Lubumbashi: quels sont les enjeux de la réunion des responsables de services douaniers des pays SADC?

La troisième session du groupe de travail sur les stratégies et la politique douanière de la sous commission de coopération des pays membres de la Communauté de développement d’Afrique australe ( SADC) a démarré, lundi à Lubumbashi. Elle vise notamment sur l’amélioration des infrastructures et la mise en œuvre de la politique de la libre circulation des marchandises et des personnes entre les pays membres, rapporte radiookai.net

La ville de Lubumbashi a été choisie pour abriter l’atelier des responsables douaniers de la SADC parce qu’elle constitue le site pilote de transit communautaire avec les postes douaniers de Johannesburg(RSA), Kazungula (Botswana) en passant par Kasumbalesa (RDC), a expliqué le secrétaire exécutif de la SADC , le docteur Salamao. De son coté, l’administrateur délégué général de l’Office des douanes et accises (Ofida), Deo Rugwiza, qui préside cette sous commission, a relevé l’intérêt que la RDC devra tirer de ces assises. C’est notamment l’amélioration des infrastructures douanières, la mise en œuvre d’une politique de la libre circulation des marchandises et des personnes entre pays membres et la création d’un partenariat fructueux entre la douane et les opérateurs économiques. Pendant, quatre jours, les experts douaniers des pays membres de la SADC auront également à mettre sur pied un plan stratégique commun de la sous commission de la coopération douanière. Le gouverneur du Katanga, Moïse Katumbi, a, quant à lui , invité les participants à matérialiser les différents programmes prioritaires d’intégration régionales.

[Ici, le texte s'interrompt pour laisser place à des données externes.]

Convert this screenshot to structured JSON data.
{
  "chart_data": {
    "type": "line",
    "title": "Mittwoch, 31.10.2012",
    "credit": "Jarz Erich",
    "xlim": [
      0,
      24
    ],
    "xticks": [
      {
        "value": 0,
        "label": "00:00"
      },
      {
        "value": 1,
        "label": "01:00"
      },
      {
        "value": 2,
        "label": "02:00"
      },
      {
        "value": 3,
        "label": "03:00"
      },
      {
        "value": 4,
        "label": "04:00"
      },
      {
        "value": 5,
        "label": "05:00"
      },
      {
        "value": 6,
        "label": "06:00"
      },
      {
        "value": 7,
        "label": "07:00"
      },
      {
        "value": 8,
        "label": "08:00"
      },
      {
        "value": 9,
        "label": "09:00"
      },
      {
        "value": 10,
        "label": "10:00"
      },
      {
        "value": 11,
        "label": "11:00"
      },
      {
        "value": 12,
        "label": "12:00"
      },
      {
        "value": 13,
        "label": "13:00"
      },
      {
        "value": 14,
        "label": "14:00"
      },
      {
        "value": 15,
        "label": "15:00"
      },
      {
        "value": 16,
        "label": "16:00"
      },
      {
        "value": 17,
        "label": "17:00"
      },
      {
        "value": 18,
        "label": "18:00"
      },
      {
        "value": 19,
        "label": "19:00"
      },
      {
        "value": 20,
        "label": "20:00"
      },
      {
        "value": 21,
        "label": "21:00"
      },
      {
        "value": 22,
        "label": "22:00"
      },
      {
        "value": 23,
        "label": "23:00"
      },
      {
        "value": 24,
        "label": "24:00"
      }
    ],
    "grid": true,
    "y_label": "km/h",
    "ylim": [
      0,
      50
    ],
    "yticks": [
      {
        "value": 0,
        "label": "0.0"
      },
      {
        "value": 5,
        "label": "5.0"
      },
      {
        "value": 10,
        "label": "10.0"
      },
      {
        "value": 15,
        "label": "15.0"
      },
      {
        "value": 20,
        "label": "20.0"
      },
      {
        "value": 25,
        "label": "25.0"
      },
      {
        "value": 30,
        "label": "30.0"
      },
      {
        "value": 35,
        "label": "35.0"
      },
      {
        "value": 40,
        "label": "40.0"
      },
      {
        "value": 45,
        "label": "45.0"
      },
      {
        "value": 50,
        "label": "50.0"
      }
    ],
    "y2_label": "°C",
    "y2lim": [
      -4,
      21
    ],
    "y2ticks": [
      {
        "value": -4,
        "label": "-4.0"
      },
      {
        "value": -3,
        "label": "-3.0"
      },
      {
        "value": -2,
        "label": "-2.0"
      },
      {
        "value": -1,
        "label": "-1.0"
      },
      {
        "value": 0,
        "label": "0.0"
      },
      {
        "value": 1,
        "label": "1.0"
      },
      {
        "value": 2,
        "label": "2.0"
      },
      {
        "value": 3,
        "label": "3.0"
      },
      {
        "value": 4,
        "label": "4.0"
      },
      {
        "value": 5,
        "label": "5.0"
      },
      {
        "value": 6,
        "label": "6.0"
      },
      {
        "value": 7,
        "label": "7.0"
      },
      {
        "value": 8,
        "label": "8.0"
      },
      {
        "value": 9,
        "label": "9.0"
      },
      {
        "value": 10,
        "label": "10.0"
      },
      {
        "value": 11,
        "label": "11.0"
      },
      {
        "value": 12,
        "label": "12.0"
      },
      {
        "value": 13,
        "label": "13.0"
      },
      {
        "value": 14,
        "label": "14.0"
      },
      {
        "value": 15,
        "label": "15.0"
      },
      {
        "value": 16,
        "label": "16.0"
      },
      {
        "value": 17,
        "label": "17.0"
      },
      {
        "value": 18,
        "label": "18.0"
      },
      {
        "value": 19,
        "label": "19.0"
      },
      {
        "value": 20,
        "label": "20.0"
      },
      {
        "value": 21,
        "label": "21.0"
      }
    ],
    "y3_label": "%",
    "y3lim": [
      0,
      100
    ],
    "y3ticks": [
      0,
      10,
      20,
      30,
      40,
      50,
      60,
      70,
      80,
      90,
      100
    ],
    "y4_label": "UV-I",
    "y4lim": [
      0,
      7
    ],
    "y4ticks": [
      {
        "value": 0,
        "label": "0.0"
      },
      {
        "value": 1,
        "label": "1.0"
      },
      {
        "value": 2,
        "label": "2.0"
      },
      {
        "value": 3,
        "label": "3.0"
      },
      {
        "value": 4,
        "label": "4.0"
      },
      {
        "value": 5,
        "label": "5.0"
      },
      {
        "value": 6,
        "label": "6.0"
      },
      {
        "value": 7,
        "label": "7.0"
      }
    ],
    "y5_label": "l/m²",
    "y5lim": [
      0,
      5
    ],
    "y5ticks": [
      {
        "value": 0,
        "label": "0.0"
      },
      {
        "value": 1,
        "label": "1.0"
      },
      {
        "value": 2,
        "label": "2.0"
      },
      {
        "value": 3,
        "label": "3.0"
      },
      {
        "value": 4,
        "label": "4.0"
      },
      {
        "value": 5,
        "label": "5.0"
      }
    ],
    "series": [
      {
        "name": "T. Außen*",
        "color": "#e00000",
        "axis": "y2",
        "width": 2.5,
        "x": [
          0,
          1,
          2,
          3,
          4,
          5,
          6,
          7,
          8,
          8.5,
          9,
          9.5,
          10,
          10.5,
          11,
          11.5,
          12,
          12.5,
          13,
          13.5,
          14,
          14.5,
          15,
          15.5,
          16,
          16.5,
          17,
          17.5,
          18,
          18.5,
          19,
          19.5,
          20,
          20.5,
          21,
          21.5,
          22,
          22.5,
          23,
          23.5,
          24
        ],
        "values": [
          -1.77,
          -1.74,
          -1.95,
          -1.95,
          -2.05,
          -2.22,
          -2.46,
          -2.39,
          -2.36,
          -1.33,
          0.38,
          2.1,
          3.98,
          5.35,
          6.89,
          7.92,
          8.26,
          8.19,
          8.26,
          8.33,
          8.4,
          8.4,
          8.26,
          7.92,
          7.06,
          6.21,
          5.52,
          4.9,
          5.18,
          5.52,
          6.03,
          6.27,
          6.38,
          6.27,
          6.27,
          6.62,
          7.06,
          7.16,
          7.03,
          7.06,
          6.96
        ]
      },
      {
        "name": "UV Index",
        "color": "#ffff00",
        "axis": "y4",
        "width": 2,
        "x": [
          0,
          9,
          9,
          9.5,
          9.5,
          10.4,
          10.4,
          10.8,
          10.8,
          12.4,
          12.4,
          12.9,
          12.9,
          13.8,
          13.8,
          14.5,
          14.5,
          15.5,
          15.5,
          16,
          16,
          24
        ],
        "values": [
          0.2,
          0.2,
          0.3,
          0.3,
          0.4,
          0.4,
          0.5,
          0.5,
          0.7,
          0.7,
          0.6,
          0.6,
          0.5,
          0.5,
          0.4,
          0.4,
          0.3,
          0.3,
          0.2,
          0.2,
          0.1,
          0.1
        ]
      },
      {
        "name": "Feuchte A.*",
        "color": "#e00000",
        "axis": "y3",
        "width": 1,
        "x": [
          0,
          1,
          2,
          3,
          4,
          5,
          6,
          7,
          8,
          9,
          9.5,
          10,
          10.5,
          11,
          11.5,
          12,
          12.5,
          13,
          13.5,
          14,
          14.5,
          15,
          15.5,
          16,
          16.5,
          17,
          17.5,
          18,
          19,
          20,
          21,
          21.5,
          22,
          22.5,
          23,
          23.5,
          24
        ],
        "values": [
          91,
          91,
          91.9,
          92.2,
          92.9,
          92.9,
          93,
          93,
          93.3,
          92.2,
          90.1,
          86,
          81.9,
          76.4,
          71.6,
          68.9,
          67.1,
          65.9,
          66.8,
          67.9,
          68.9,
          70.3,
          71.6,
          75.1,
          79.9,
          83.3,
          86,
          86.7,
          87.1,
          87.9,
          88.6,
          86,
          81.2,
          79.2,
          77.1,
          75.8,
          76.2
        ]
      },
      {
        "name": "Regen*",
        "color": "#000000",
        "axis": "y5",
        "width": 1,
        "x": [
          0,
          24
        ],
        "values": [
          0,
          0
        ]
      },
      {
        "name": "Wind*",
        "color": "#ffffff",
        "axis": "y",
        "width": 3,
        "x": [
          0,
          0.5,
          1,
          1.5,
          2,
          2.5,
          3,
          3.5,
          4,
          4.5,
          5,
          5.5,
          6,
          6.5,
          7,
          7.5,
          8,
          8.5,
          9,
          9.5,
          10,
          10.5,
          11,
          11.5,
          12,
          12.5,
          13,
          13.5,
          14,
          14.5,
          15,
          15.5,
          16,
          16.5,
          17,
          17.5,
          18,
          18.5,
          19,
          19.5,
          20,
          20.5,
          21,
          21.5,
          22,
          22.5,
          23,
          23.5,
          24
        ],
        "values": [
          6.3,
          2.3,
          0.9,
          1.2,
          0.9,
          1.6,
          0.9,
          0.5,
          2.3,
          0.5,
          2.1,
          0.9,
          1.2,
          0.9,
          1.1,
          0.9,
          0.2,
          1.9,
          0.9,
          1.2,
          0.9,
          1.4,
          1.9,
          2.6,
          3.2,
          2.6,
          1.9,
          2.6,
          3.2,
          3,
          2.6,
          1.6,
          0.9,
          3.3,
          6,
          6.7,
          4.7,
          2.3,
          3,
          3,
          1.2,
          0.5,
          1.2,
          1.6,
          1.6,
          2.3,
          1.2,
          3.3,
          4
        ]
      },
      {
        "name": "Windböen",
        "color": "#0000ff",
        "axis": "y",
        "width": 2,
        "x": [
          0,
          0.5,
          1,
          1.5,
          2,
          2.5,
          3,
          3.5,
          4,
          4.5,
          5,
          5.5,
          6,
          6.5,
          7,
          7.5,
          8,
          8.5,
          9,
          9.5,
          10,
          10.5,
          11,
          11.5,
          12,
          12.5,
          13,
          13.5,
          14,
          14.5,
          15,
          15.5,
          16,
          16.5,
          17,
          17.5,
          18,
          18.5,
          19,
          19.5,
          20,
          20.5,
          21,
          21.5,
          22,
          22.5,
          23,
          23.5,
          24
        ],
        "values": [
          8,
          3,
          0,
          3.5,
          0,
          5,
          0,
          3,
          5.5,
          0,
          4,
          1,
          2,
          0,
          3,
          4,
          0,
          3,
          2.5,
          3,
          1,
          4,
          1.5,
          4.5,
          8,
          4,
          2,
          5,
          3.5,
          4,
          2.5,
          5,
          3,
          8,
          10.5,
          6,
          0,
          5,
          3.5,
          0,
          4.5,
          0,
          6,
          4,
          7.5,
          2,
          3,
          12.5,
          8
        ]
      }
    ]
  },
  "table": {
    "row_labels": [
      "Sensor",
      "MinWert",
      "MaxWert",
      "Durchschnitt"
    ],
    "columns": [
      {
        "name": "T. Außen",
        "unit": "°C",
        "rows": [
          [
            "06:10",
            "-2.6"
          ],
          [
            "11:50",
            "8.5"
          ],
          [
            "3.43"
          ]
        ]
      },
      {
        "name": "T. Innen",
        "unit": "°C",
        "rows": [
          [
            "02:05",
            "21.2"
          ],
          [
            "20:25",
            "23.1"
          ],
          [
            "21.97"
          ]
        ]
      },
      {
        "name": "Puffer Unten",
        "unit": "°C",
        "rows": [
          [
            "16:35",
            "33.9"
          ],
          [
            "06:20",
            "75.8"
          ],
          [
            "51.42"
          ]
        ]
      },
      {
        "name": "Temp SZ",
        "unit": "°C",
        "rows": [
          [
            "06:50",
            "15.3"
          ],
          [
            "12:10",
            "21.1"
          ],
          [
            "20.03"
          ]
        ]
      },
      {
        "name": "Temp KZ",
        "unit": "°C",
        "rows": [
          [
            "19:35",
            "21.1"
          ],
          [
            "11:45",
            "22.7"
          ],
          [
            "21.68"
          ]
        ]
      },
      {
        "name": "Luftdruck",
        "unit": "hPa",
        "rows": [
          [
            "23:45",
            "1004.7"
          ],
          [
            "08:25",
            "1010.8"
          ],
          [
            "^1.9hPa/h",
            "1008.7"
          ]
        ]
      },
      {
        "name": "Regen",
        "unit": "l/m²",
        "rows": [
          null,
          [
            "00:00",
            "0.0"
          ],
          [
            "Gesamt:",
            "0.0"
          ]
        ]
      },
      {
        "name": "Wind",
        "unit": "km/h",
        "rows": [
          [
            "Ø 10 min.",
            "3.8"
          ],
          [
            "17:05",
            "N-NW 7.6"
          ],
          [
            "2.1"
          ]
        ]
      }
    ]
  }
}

Cet atelier fait suite au dernier sommet de la SADC tenu à Kinshasa du 7 au 8 septembre, qui a élu Joseph Kabila à la présidence tournante de l’organisation. Ce dernier s’est engagé à tout mettre en œuvre pour promouvoir la paix, la sécurité et l’intégration économique. Le Sommet a mis l’accent sur une politique commune de défense et sur les échanges.
Créée le 17 août 1992 à windhœk en Namibie, rappelle-t-on, la SADC compte 15 pays membres. Ces derniers se sont engagés dans un processus devant déboucher sur la création d’une zone de libre échange, de l’union douanière et d’une monnaie unique. Kinshasa y a adhéré le 8 septembre 1997. Vu sa position géostratégique, «la RDC va faciliter les investissements des citoyens de certains pays dans d’autres, favoriser la création d’emplois et trouver de nouveaux marchés pour ses propres produits», a expliqué le ministre de la Coopération internationale, Raymond Tshibanda, en marge du Sommet de Kinshasa.